# Happy 2 months Quilly!! 2 months old!



## jdlover90 (Jun 14, 2010)

Today is Quilly The Great's birthday! (sort of lol).  

He is now exactly 2 months old! I'm proud to share this with him. And looks like he'll be getting his first REAL treat when he wakes up.  

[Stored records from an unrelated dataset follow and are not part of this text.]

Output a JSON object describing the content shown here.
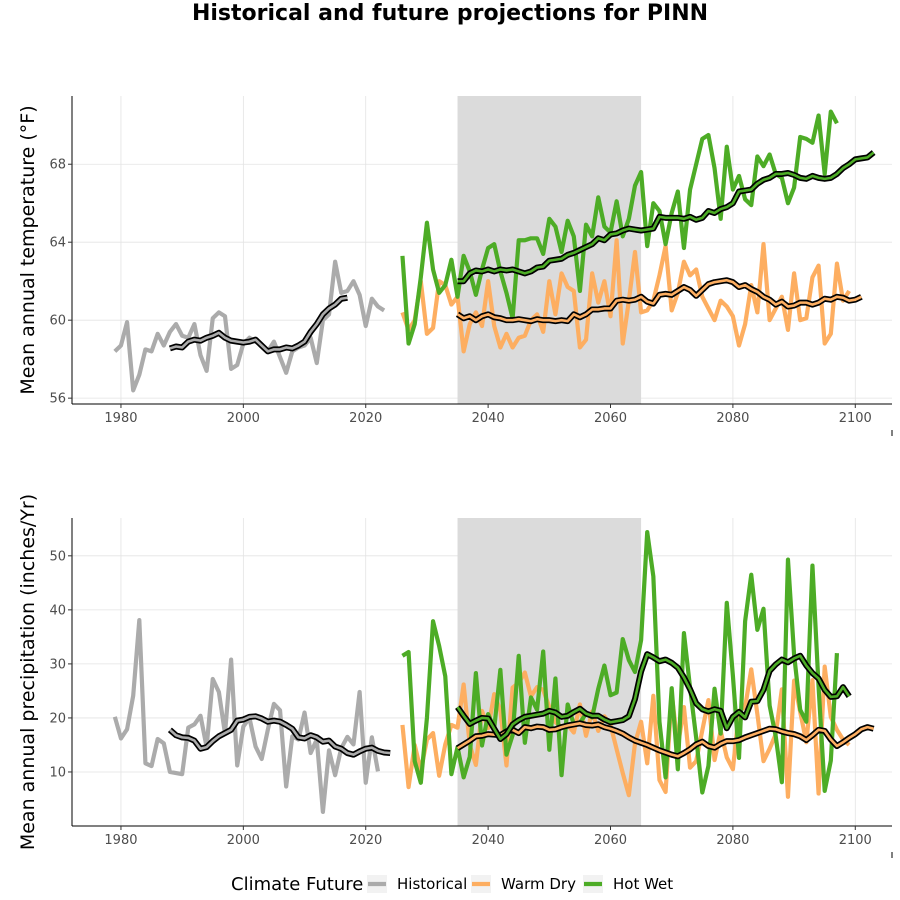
{
  "chart_data": {
    "title": "Historical and future projections for PINN",
    "legend": {
      "title": "Climate Future",
      "position": "bottom",
      "entries": [
        {
          "name": "Historical",
          "color": "#ABABAB"
        },
        {
          "name": "Warm Dry",
          "color": "#FDAE61"
        },
        {
          "name": "Hot Wet",
          "color": "#4DAC26"
        }
      ]
    },
    "shaded_period": [
      2035,
      2065
    ],
    "panels": [
      {
        "type": "line",
        "ylabel": "Mean annual temperature (°F)",
        "xlim": [
          1972,
          2106
        ],
        "ylim": [
          55.7,
          71.5
        ],
        "x_ticks": [
          1980,
          2000,
          2020,
          2040,
          2060,
          2080,
          2100
        ],
        "y_ticks": [
          56,
          60,
          64,
          68
        ],
        "grid": true,
        "series": [
          {
            "name": "Historical",
            "x_start": 1979,
            "values": [
              58.4,
              58.7,
              59.9,
              56.4,
              57.2,
              58.5,
              58.4,
              59.3,
              58.7,
              59.4,
              59.8,
              59.2,
              59.1,
              59.8,
              58.2,
              57.4,
              60.1,
              60.4,
              60.2,
              57.5,
              57.7,
              58.8,
              59.1,
              58.9,
              58.7,
              58.4,
              58.9,
              58.1,
              57.3,
              58.4,
              58.6,
              58.7,
              59.1,
              57.8,
              60.0,
              60.3,
              63.0,
              61.4,
              61.5,
              62.0,
              61.3,
              59.7,
              61.1,
              60.7,
              60.5
            ]
          },
          {
            "name": "Historical smooth",
            "x_start": 1988,
            "values": [
              58.55,
              58.65,
              58.6,
              58.9,
              59.0,
              58.95,
              59.1,
              59.2,
              59.35,
              59.1,
              58.95,
              58.9,
              58.85,
              58.9,
              59.0,
              58.7,
              58.4,
              58.5,
              58.5,
              58.6,
              58.55,
              58.7,
              58.9,
              59.4,
              59.8,
              60.3,
              60.6,
              60.8,
              61.1,
              61.15
            ]
          },
          {
            "name": "Warm Dry",
            "x_start": 2026,
            "values": [
              60.4,
              59.5,
              60.0,
              62.0,
              59.3,
              59.6,
              62.0,
              61.8,
              60.8,
              61.2,
              58.4,
              59.8,
              60.4,
              59.7,
              62.0,
              59.7,
              58.6,
              59.3,
              58.6,
              59.1,
              59.2,
              60.0,
              60.3,
              59.4,
              62.0,
              60.3,
              62.4,
              61.7,
              61.5,
              58.6,
              59.0,
              62.4,
              60.9,
              62.0,
              60.2,
              64.1,
              58.8,
              61.0,
              63.5,
              60.4,
              60.5,
              61.0,
              62.3,
              63.8,
              60.5,
              61.4,
              63.0,
              62.3,
              62.6,
              61.2,
              60.6,
              60.0,
              61.0,
              60.7,
              60.2,
              58.7,
              59.8,
              61.8,
              60.4,
              63.9,
              60.0,
              60.6,
              61.2,
              59.5,
              62.4,
              60.0,
              60.1,
              62.2,
              62.8,
              58.8,
              59.3,
              62.9,
              61.0,
              61.5
            ]
          },
          {
            "name": "Hot Wet",
            "x_start": 2026,
            "values": [
              63.3,
              58.8,
              59.8,
              62.2,
              65.0,
              62.6,
              61.4,
              61.8,
              63.1,
              61.2,
              63.3,
              62.5,
              61.3,
              62.6,
              63.7,
              63.9,
              62.5,
              61.4,
              60.1,
              64.1,
              64.1,
              64.2,
              64.2,
              63.4,
              65.2,
              64.8,
              63.5,
              65.1,
              64.3,
              61.5,
              64.9,
              64.3,
              66.3,
              64.8,
              64.5,
              66.1,
              64.3,
              65.2,
              66.9,
              67.6,
              63.8,
              66.0,
              65.6,
              63.9,
              65.5,
              66.6,
              63.7,
              66.7,
              68.0,
              69.3,
              69.5,
              67.8,
              65.2,
              68.9,
              66.7,
              67.4,
              66.2,
              65.9,
              68.4,
              67.9,
              68.5,
              67.5,
              67.3,
              66.0,
              66.8,
              69.4,
              69.3,
              69.1,
              70.5,
              67.5,
              70.7,
              70.1
            ]
          },
          {
            "name": "Warm Dry smooth",
            "x_start": 2035,
            "values": [
              60.3,
              60.1,
              60.2,
              60.0,
              60.2,
              60.3,
              60.15,
              60.1,
              60.0,
              60.0,
              60.05,
              60.0,
              59.95,
              60.05,
              60.0,
              60.0,
              59.95,
              60.0,
              59.95,
              60.3,
              60.15,
              60.3,
              60.55,
              60.55,
              60.6,
              60.6,
              61.0,
              61.05,
              61.0,
              61.05,
              61.2,
              60.95,
              60.85,
              61.3,
              61.35,
              61.3,
              61.5,
              61.7,
              61.55,
              61.25,
              61.55,
              61.85,
              61.95,
              62.0,
              62.05,
              61.95,
              61.7,
              61.8,
              61.6,
              61.45,
              61.2,
              61.05,
              60.8,
              60.95,
              60.7,
              60.75,
              60.9,
              60.9,
              60.8,
              60.9,
              61.1,
              61.05,
              61.2,
              61.15,
              61.0,
              61.05,
              61.2
            ]
          },
          {
            "name": "Hot Wet smooth",
            "x_start": 2035,
            "values": [
              62.0,
              62.0,
              62.4,
              62.55,
              62.5,
              62.6,
              62.5,
              62.6,
              62.55,
              62.6,
              62.5,
              62.4,
              62.5,
              62.7,
              62.75,
              63.05,
              63.1,
              63.15,
              63.35,
              63.45,
              63.6,
              63.75,
              63.9,
              64.2,
              64.1,
              64.4,
              64.45,
              64.6,
              64.7,
              64.65,
              64.6,
              64.65,
              64.7,
              65.3,
              65.25,
              65.25,
              65.25,
              65.2,
              65.3,
              65.15,
              65.25,
              65.6,
              65.5,
              65.7,
              65.8,
              66.0,
              66.6,
              66.65,
              66.7,
              67.0,
              67.2,
              67.3,
              67.5,
              67.5,
              67.55,
              67.45,
              67.3,
              67.25,
              67.4,
              67.3,
              67.25,
              67.3,
              67.5,
              67.8,
              68.0,
              68.25,
              68.3,
              68.35,
              68.6
            ]
          }
        ]
      },
      {
        "type": "line",
        "ylabel": "Mean annual precipitation (inches/Yr)",
        "xlim": [
          1972,
          2106
        ],
        "ylim": [
          0,
          57
        ],
        "x_ticks": [
          1980,
          2000,
          2020,
          2040,
          2060,
          2080,
          2100
        ],
        "y_ticks": [
          10,
          20,
          30,
          40,
          50
        ],
        "grid": true,
        "series": [
          {
            "name": "Historical",
            "x_start": 1979,
            "values": [
              20.2,
              16.2,
              17.9,
              24.1,
              38.1,
              11.6,
              11.1,
              16.1,
              15.3,
              10.0,
              9.8,
              9.6,
              18.2,
              18.8,
              20.4,
              14.6,
              27.2,
              24.8,
              17.1,
              30.8,
              11.2,
              18.4,
              20.0,
              14.7,
              12.4,
              17.8,
              22.6,
              21.4,
              7.3,
              16.6,
              16.0,
              21.0,
              13.5,
              16.0,
              2.6,
              14.0,
              9.4,
              14.4,
              16.5,
              15.1,
              24.8,
              8.0,
              16.4,
              10.1
            ]
          },
          {
            "name": "Historical smooth",
            "x_start": 1988,
            "values": [
              17.8,
              16.8,
              16.4,
              16.3,
              15.8,
              14.3,
              14.6,
              15.7,
              16.6,
              17.2,
              17.8,
              19.5,
              19.7,
              20.2,
              20.3,
              19.9,
              19.3,
              19.5,
              19.3,
              18.7,
              18.0,
              16.4,
              16.2,
              16.8,
              16.4,
              15.6,
              15.8,
              14.7,
              14.3,
              13.5,
              13.2,
              13.8,
              14.3,
              14.5,
              13.9,
              13.6,
              13.5
            ]
          },
          {
            "name": "Warm Dry",
            "x_start": 2026,
            "values": [
              18.7,
              7.2,
              15.0,
              10.2,
              16.0,
              17.2,
              9.3,
              15.1,
              18.7,
              18.2,
              26.2,
              15.0,
              11.3,
              21.3,
              18.1,
              24.4,
              21.4,
              11.2,
              25.6,
              26.5,
              28.4,
              24.0,
              25.7,
              25.2,
              22.0,
              19.2,
              18.3,
              18.7,
              17.3,
              22.5,
              16.7,
              21.2,
              17.6,
              20.3,
              18.7,
              14.2,
              9.8,
              5.7,
              15.3,
              19.3,
              11.6,
              24.1,
              8.5,
              6.3,
              24.5,
              14.7,
              22.0,
              10.8,
              12.0,
              17.7,
              23.3,
              12.2,
              17.6,
              12.7,
              10.5,
              21.3,
              22.0,
              29.0,
              20.7,
              12.0,
              14.3,
              17.0,
              25.3,
              5.4,
              26.9,
              21.1,
              15.5,
              27.0,
              6.0,
              29.5,
              20.2,
              17.8,
              16.0,
              15.0
            ]
          },
          {
            "name": "Hot Wet",
            "x_start": 2026,
            "values": [
              31.5,
              32.2,
              12.0,
              8.0,
              20.0,
              37.9,
              33.3,
              27.7,
              9.6,
              14.6,
              9.0,
              12.8,
              28.3,
              14.9,
              20.7,
              18.1,
              28.9,
              13.2,
              16.8,
              31.5,
              15.4,
              23.8,
              21.5,
              32.3,
              14.1,
              27.3,
              9.4,
              22.5,
              18.8,
              19.1,
              20.8,
              20.1,
              25.4,
              29.7,
              24.2,
              24.7,
              34.6,
              30.7,
              28.5,
              34.4,
              54.4,
              46.2,
              19.3,
              9.0,
              25.5,
              10.5,
              35.7,
              25.6,
              16.3,
              6.2,
              11.1,
              25.4,
              17.1,
              41.3,
              27.8,
              12.6,
              37.9,
              46.5,
              36.3,
              40.2,
              22.3,
              16.6,
              8.1,
              49.3,
              31.7,
              21.5,
              19.3,
              48.2,
              25.8,
              6.5,
              12.1,
              32.0
            ]
          },
          {
            "name": "Warm Dry smooth",
            "x_start": 2035,
            "values": [
              14.4,
              15.1,
              15.8,
              16.6,
              16.7,
              17.0,
              16.9,
              16.8,
              17.5,
              17.8,
              17.2,
              18.3,
              18.1,
              18.4,
              18.3,
              17.8,
              17.9,
              18.3,
              18.6,
              18.8,
              19.0,
              18.7,
              18.6,
              18.8,
              18.3,
              18.0,
              17.6,
              17.1,
              16.4,
              15.8,
              15.4,
              15.0,
              14.5,
              14.0,
              13.6,
              13.2,
              12.9,
              13.5,
              14.2,
              15.1,
              15.6,
              14.8,
              14.5,
              15.2,
              15.7,
              15.7,
              15.9,
              16.4,
              16.8,
              17.2,
              17.6,
              18.0,
              17.9,
              17.5,
              17.2,
              17.0,
              16.6,
              15.9,
              16.8,
              17.8,
              17.6,
              16.0,
              14.8,
              15.5,
              16.3,
              17.0,
              17.9,
              18.3,
              18.0
            ]
          },
          {
            "name": "Hot Wet smooth",
            "x_start": 2035,
            "values": [
              22.0,
              20.4,
              18.9,
              19.5,
              20.0,
              19.9,
              18.0,
              16.1,
              17.0,
              18.8,
              19.6,
              20.2,
              20.4,
              20.6,
              20.8,
              21.3,
              21.0,
              20.2,
              20.4,
              21.1,
              21.7,
              20.8,
              20.4,
              20.4,
              19.7,
              19.2,
              19.4,
              19.6,
              20.3,
              23.5,
              28.6,
              31.8,
              31.2,
              30.5,
              30.8,
              30.2,
              29.3,
              27.5,
              25.3,
              22.7,
              21.6,
              21.2,
              21.6,
              21.3,
              18.1,
              20.2,
              21.1,
              20.1,
              23.0,
              23.1,
              25.2,
              28.7,
              29.9,
              30.8,
              30.3,
              31.0,
              31.5,
              29.7,
              28.3,
              27.3,
              25.2,
              23.9,
              24.0,
              25.7,
              24.0
            ]
          }
        ]
      }
    ]
  }
}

Perhaps I'll post pictures of our little Hedgie birthday party. <3

haha.


----------



## Beanie (Jun 9, 2010)

*Re: Happy birthday Quilly!! 2 months old!*

Can't wait to see pictures!!! Watson will be two months on Monday  Happy 2 months Quilly the Great!!


----------



## jdlover90 (Jun 14, 2010)

*Re: Happy birthday Quilly!! 2 months old!*

I will post pictures! I mean, it's not his REAL birthday, but I'm excited for him to turn 2 months! So, i'm celebrating it! lol His real birthday is in April, I believe.  
But until then, happy 2 months to my baby!


----------



## shaelikestaquitos (Feb 2, 2010)

Happy birthday Quilly!

My hedgehog was born in April too  on the 23rd to be exact


----------



## jdlover90 (Jun 14, 2010)

shaelikestaquitos said:


> Happy birthday Quilly!
> 
> My hedgehog was born in April too  on the 23rd to be exact


Aww! Quilly was born on the 19th of April.


----------



## jinglesharks (Jun 15, 2010)

Aww... happy two months! My kittens turned two months today as well


----------



## tie-dye hedgie (Dec 19, 2009)

Happy 2months Quilly the Great! Have a good one! :mrgreen:


----------



## shetland (Sep 2, 2008)

Happy 2 months baby Quilly!


----------